Most people believe that ghosts or spirits are just figments of our imaginations, just our minds and senses acting up when we hear our houses creek in the night. I've never thought that once in my life.

From the time I've been old enough to understand what the paranormal really means, I've been obsessed with it. I had this carpet in my room that would make a small squish noise when you stepped on it. Not like a wet squish, just a little swoosh of air from the fabric being pressed together. When everyone was in bed, late at night, I would start to hear that squishing noise. I was convinced my room was haunted. When I was 5/6 the noise would stay on the opposite side of the room while I was in bed. Then, around 7, it would sound like someone was walking right up to the edge of my bed. I would sleep with the pillow around my ears and the blankets over my head because I was so terrified.

I guess those incidents inspired my journey into paganism. When I was 12 I denounced Christianity and decided to become more connected to the elements around me, and keeping my soul more in tune to the world around me instead of the "world to come". That was when I began allowing spirits to come to me, and going to graveyards with my herbs and such and trying to help spirits to rest.

The walker in my room calmed down quite a bit when I didn't show fear towards him. (I always felt like the spirit was a him and named him Jacques) Now, I'm much more afraid of the living than I would ever be of spirits and ghosts.

Anyway, long story short, my family never fully acknowledged that I had become pagan and felt I was going through a phase. So when my grandfather passed away and what I explained occurred after, they thought I was lying, until I told them the end of the story.

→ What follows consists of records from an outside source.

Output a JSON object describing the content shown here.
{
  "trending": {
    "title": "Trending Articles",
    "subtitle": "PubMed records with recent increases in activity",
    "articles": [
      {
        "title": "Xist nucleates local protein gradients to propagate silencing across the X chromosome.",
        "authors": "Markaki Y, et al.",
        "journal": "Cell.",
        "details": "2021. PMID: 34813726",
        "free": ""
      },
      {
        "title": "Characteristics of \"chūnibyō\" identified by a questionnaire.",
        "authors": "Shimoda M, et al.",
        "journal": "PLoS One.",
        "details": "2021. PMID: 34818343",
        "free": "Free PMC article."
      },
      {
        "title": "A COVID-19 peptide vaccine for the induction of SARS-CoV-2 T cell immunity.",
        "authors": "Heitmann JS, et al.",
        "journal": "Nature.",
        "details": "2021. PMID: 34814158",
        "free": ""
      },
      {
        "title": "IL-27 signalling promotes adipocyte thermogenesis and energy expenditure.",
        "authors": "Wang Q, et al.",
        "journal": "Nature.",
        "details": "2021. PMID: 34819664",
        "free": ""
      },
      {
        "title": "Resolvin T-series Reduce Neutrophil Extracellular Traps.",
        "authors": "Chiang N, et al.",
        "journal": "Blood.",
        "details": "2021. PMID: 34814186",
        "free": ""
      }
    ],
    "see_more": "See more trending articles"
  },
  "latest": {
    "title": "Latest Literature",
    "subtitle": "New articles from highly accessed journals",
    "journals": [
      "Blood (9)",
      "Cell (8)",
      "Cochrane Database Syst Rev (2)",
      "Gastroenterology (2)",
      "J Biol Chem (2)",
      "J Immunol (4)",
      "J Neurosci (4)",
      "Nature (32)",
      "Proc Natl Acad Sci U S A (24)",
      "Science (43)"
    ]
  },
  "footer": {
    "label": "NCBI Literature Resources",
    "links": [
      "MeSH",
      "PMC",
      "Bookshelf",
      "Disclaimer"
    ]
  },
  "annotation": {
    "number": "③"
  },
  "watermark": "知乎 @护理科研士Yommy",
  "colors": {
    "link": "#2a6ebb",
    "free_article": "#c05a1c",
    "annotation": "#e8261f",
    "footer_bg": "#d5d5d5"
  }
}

My grandfather was going into the hospital for a kidney removal procedure from one of the most trusted surgeons in the Chicagoland area. We thought he would be out of the hospital in a week and up and moving again 6 weeks after. He was still young, only in his early 70s, and otherwise healthy. No heart problems, immune system in good shape, etc. So we were in complete dismay and completely heartbroken when he went into toxic shock and passed away.

I am very levelheaded about death. Of course I cried and of course I missed my grandfather terribly, but I understood that you live and you die. My grandfather had a wonderful life. But my grandmother was a disaster. I tried to calm her and comfort her, but to no avail. The last place my grandfather was before he died was in my room, where he and my grandmother slept while they were in town (they live in SC). He always had trouble with turning on the televisions in our house and we always had to remind him how to work the remotes.

One night I was watching a movie on my laptop when my TV turned on by itself. I looked around thinking I rolled onto the remote. The remote was on the night stand next to me. Nothing had touched it. So I turned the TV off, throwing it up to an electrical surge. The next night, I was woken at 2 in the morning to the TV blaring. I remembered turning it off to read a book before bed and once again the remote was on the nightstand with nothing around it.

So I said out loud, "Gramps, if this is you, I know that you're alright. But Gramma doesn't. You need to tell her you're okay."

The next day my grandmother tells my mother on the phone that she had a wonderful dream that she and my grandfather were sitting on their back porch on their old house on MontClaire, telling her that he was in a better place, and not to worry, one day they would be together again.

I did not tell my grandmother that story until two years after my grandfather's death. My grandmother, being a devout Catholic, calls it a miracle. I, being pagan, just call it good communication skills with someone on the other side. Whatever it was, it solidified my belief in spirits 100% and I will always feel honored that my grandfather came to me first to tell me that he died happy and in peace.

I know this was a long post, but I hope some of you appreciate it. If you have a similar story, I would love to hear it.